No alerts. No red flags. Just a quiet leak of code–a hardcoded key buried deep in a repository, sitting there for months. One commit later, it was live in production. Then the scanning scripts ran, but by then it was already running in memory, already exploitable. That’s the truth about secrets-in-code: once deployed, detection is too late.
Secrets scanning at commit is necessary, but it’s not enough. Static scans work well before releases, but attackers aren’t waiting for your scheduled pipeline checks. Keys, tokens, passwords, and credentials hide in commits, config files, and environment variables in ways most developers never notice. Worse, production deployments sometimes pull in old code paths where a secret once existed but was never fully removed.
Runtime Application Self-Protection (RASP) changes the game for secrets-in-code scanning.

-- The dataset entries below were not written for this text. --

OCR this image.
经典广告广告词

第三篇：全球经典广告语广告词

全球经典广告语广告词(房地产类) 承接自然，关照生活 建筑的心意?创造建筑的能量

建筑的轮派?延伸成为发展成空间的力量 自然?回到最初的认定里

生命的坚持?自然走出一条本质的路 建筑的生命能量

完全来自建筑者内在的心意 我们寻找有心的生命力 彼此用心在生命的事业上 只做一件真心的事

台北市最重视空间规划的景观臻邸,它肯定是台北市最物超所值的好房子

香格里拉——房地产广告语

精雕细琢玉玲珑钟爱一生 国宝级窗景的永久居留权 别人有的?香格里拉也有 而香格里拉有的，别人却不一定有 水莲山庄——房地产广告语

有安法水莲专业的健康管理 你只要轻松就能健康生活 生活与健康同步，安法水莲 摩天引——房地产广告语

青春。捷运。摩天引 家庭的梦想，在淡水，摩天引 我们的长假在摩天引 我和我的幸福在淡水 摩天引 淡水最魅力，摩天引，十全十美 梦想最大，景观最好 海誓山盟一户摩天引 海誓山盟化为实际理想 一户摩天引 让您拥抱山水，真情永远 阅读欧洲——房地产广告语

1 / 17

Instead of checking code when it’s static, RASP monitors and enforces inside the live environment. It catches secrets being accessed in real-time, even if they slipped through earlier audits. That means if an API token is pulled from storage, exported to logs, or sent to an unauthorized endpoint, you know instantly.
Most secret leaks happen without noisy failures. There is often no crash, no break in service, nothing to trigger an incident. That’s why RASP scanning for secrets is essential: it closes the gap between prevention and detection. It sees what actually runs, not just what’s in version control.